In his incomplete essay Toward a Philosophy of the Act (1986), written in the 1920s, he outlines a theory of human identity or mind based on dialogic development. There are three forms of identity:
The I-for-myself is untrustworthy. The ‘I-for-the-Other’ on the other hand, allows one to develop one’s identity as a se of perspectives others have about you. Th ‘Other-for-Me’ is the incorporation by others of their perception of you into their own identities. This is an expansive and interesting form of identity in an age of dialogue with others through social media and messaging technology, as well as dialogue with technology which now plays a similar role.
Dialogism manifests itself in ‘heteroglossia’, with exposure to a multiplicity of voices and perspectives in a language. These can be parents, teachers, friends and those on social media. A heterogeneous group of voices that one can learn from.
Authoritative vs. Internally Persuasive Discourse
Authoritative Discourse is discourse that is embedded in a culture, enshrined in tradition. It is unnegotiable and taught as truth. It may be religious beliefs, science, the canon, parental beliefs and other assumed forms of knowledge and practice. It is often enshrined in an official curriculum or syllabus, which learners must memorise and regurgitate in exams.
Internally Persuasive Discourse is more personal, related to the learner’s experiences and views. The learner has to engage in dialogue with the established views to relate it to their own prior knowledge, adapt to it, assimilate it and create their own sense of meaning.
Although we learn through both these forms of discourse, learning is to move from the authoritative to the internally persuasive to find our own deeper forms of meaning.

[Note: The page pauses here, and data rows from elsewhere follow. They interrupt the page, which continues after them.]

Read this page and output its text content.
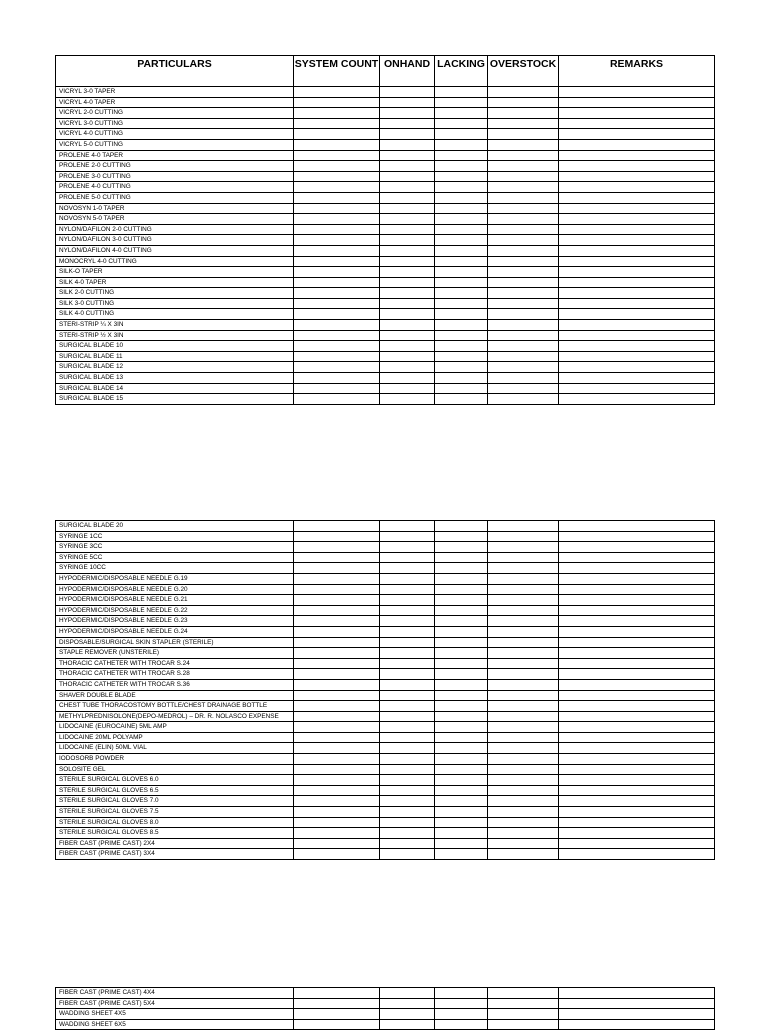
PARTICULARS	SYSTEM COUNT	ONHAND	LACKING	OVERSTOCK	REMARKS
VICRYL 3-0 TAPER					
VICRYL 4-0 TAPER					
VICRYL 2-0 CUTTING					
VICRYL 3-0 CUTTING					
VICRYL 4-0 CUTTING					
VICRYL 5-0 CUTTING					
PROLENE 4-0 TAPER					
PROLENE 2-0 CUTTING					
PROLENE 3-0 CUTTING					
PROLENE 4-0 CUTTING					
PROLENE 5-0 CUTTING					
NOVOSYN 1-0 TAPER					
NOVOSYN 5-0 TAPER					
NYLON/DAFILON 2-0 CUTTING					
NYLON/DAFILON 3-0 CUTTING					
NYLON/DAFILON 4-0 CUTTING					
MONOCRYL 4-0 CUTTING					
SILK-O TAPER					
SILK 4-0 TAPER					
SILK 2-0 CUTTING					
SILK 3-0 CUTTING					
SILK 4-0 CUTTING					
STERI-STRIP ¼ X 3IN					
STERI-STRIP ½ X 3IN					
SURGICAL BLADE 10					
SURGICAL BLADE 11					
SURGICAL BLADE 12					
SURGICAL BLADE 13					
SURGICAL BLADE 14					
SURGICAL BLADE 15					
SURGICAL BLADE 20					
SYRINGE 1CC					
SYRINGE 3CC					
SYRINGE 5CC					
SYRINGE 10CC					
HYPODERMIC/DISPOSABLE NEEDLE G.19					
HYPODERMIC/DISPOSABLE NEEDLE G.20					
HYPODERMIC/DISPOSABLE NEEDLE G.21					
HYPODERMIC/DISPOSABLE NEEDLE G.22					
HYPODERMIC/DISPOSABLE NEEDLE G.23					
HYPODERMIC/DISPOSABLE NEEDLE G.24					
DISPOSABLE/SURGICAL SKIN STAPLER (STERILE)					
STAPLE REMOVER (UNSTERILE)					
THORACIC CATHETER WITH TROCAR S.24					
THORACIC CATHETER WITH TROCAR S.28					
THORACIC CATHETER WITH TROCAR S.36					
SHAVER DOUBLE BLADE					
CHEST TUBE THORACOSTOMY BOTTLE/CHEST DRAINAGE BOTTLE					
METHYLPREDNISOLONE(DEPO-MEDROL) – DR. R. NOLASCO EXPENSE					
LIDOCAINE (EUROCAINE) 5ML AMP					
LIDOCAINE 20ML POLYAMP					
LIDOCAINE (ELIN) 50ML VIAL					
IODOSORB POWDER					
SOLOSITE GEL					
STERILE SURGICAL GLOVES 6.0					
STERILE SURGICAL GLOVES 6.5					
STERILE SURGICAL GLOVES 7.0					
STERILE SURGICAL GLOVES 7.5					
STERILE SURGICAL GLOVES 8.0					
STERILE SURGICAL GLOVES 8.5					
FIBER CAST (PRIME CAST) 2X4					
FIBER CAST (PRIME CAST) 3X4					
FIBER CAST (PRIME CAST) 4X4					
FIBER CAST (PRIME CAST) 5X4					
WADDING SHEET 4X5					
WADDING SHEET 6X5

Bakhtin also wrote about the concept of the "carnivalesque" in literature, which subverts and liberates the assumptions of the dominant style or atmosphere through humor and chaos. In education, this can be pedagogical strategies that disrupt traditional hierarchies and empower students to challenge and question.
Dialogism and AI
AI technology has now produced dialogic systems that may also fulfil Bakhtin’s needs. We can now communicate, in dialogue form with a new form of ‘other’ that lifts us out of our I-for-Myself, allowing technology to play a role in I-for-the-Other and Other-for-Me.
Interestingly traditional educators demand of the technology that it be a truth machine, when language is no such thing. Language is multi-perspective, at times messy, even carnivalesque. It points not just towards learning as dialogue but learning emerging from dialogue, in many different forms. LLMs and chatbots seem to be delivering this new form of learning.
Bakhtin would have loves the carnivalesque uses, such as be a pirate, the odd poems. I rather like the fact that Musk's GROK chatbot is quite snarky! AI satisfied both authoritative and personal learning and language allows for both. This is why I think Generative AI will have a profound effect on learning through dialogue, which is how most good teaching is done, both direct instruction and looser learner-centric dialogue.
He recognised the multifarious, and messy nature of human communication and therefore learning. For this he should be applauded, where theory is so often formulated in rigid and simplistic models. Bakhtin’s work has influenced educational theorists who view learning as a social, dialogical process and who advocate for more participatory, student-centered approaches. Educators who draw on Bakhtin’s ideas might focus on the role of discussion, debate, and dialogue in learning, and they might seek to create learning environments in which students’ voices are heard and valued as part of the collective construction of knowledge.
Bakhtin, M.M. (1984) Problems of Dostoevsky's Poetics. Ed. and trans. Caryl Emerson. Minneapolis: University of Minnesota Press.
Bakhtin, M.M. (1993) Toward a Philosophy of the Act. Ed. Vadim Liapunov and Michael Holquist. Trans. Vadim Liapunov. Austin: University of Texas Press.
Bakhtin, M.M. (1981) The Dialogic Imagination: Four Essays by M.M. Bakhtin. Ed. Michael Holquist. Trans. Caryl Emerson and Michael Holquist. Austin and London: University of Texas Press.